Wanaka's Tuki festival celebrates the sound of New Zealand musicby Laura Williamson
Twenty years after launching Wanaka’s popular Rippon Festival, Lynne Christie is back on the beat.
Held at Rippon Vineyard on Waitangi Day in 1998, it certainly solved the gig drought, featuring Chris Knox, Salmonella Dub, Pitch Black, HDU and Jan Hellriegel, and attracting 1765 people, “not counting the ones who snuck in through the grapevines at night”.
Even so, they lost money. And finances suffered further thanks to a “yucko” lawsuit stemming from a shared PA system that failed at a Dave Dobbyn concert the next day, something Christie calls “a hard knock”.
Still, Rippon survived until 2014, growing from a teacher’s pet project to New Zealand’s longest-running festival, and the place to see up-and-comers. Acts like Fat Freddy’s Drop, Ladi6 and Shapeshifter all played there before they broke big.
Now, two decades later, the festival is back – with a new Glendhu Bay site, a new name, Tuki, and a very “now” line-up, including Unknown Mortal Orchestra, Marlon Williams and the Phoenix Foundation (February 10, tukifestival.nz). “We thought it would be a one-off,” she says. “We kind of got swept up with the love for it all and before you know it, it’s 20 years later.
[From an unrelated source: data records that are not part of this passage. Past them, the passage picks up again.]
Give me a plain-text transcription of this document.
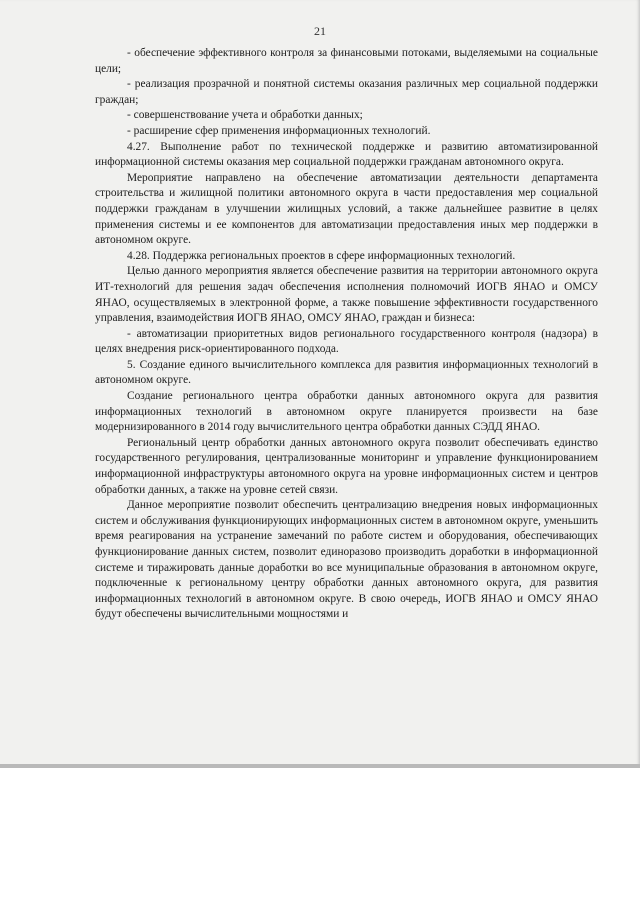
21

- обеспечение эффективного контроля за финансовыми потоками, выделяемыми на социальные цели;

- реализация прозрачной и понятной системы оказания различных мер социальной поддержки граждан;

- совершенствование учета и обработки данных;

- расширение сфер применения информационных технологий.

4.27. Выполнение работ по технической поддержке и развитию автоматизированной информационной системы оказания мер социальной поддержки гражданам автономного округа.

Мероприятие направлено на обеспечение автоматизации деятельности департамента строительства и жилищной политики автономного округа в части предоставления мер социальной поддержки гражданам в улучшении жилищных условий, а также дальнейшее развитие в целях применения системы и ее компонентов для автоматизации предоставления иных мер поддержки в автономном округе.

4.28. Поддержка региональных проектов в сфере информационных технологий.

Целью данного мероприятия является обеспечение развития на территории автономного округа ИТ-технологий для решения задач обеспечения исполнения полномочий ИОГВ ЯНАО и ОМСУ ЯНАО, осуществляемых в электронной форме, а также повышение эффективности государственного управления, взаимодействия ИОГВ ЯНАО, ОМСУ ЯНАО, граждан и бизнеса:

- автоматизации приоритетных видов регионального государственного контроля (надзора) в целях внедрения риск-ориентированного подхода.

5. Создание единого вычислительного комплекса для развития информационных технологий в автономном округе.

Создание регионального центра обработки данных автономного округа для развития информационных технологий в автономном округе планируется произвести на базе модернизированного в 2014 году вычислительного центра обработки данных СЭДД ЯНАО.

Региональный центр обработки данных автономного округа позволит обеспечивать единство государственного регулирования, централизованные мониторинг и управление функционированием информационной инфраструктуры автономного округа на уровне информационных систем и центров обработки данных, а также на уровне сетей связи.

Данное мероприятие позволит обеспечить централизацию внедрения новых информационных систем и обслуживания функционирующих информационных систем в автономном округе, уменьшить время реагирования на устранение замечаний по работе систем и оборудования, обеспечивающих функционирование данных систем, позволит единоразово производить доработки в информационной системе и тиражировать данные доработки во все муниципальные образования в автономном округе, подключенные к региональному центру обработки данных автономного округа, для развития информационных технологий в автономном округе. В свою очередь, ИОГВ ЯНАО и ОМСУ ЯНАО будут обеспечены вычислительными мощностями и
And we look 40 years older.”
Music has always been at the core of life for Christie, who also runs contemporary music workshops in Wanaka and the biennial Yami Sounz Summit, where participants work with professionals from across the music industry, including producers, managers and performers.
She learned piano as a child, then turned to keyboards after discovering Pink Floyd and Yazoo. Her musical journey progressed when, while studying in Dunedin, she saw bands like The Clean, The Verlaines and Straitjacket Fits. “They shaped my desire to continue supporting quality original music. It was a great time to be alive!” she says.
Her own Rippon highlights include finally seeing Shihad “tear up the stage for the first time in Wanaka in 2006, after eight years of pestering”, as well as witnessing ex-TrinityRoots member Riki Gooch of Eru Dangerspiel play live with, yes, 37 others in 2010. “It was mind-blowing,” she remembers.
What Christie and her “inspiring” team remain driven by is a love of New Zealand music. “Our music is always growing, changing, and gaining in quality. The creative, innovative aspect remains – we’re a quirky bunch, happy to march to the beat of our own quirky drum.”
This was published in the February 2018 issue of North & South.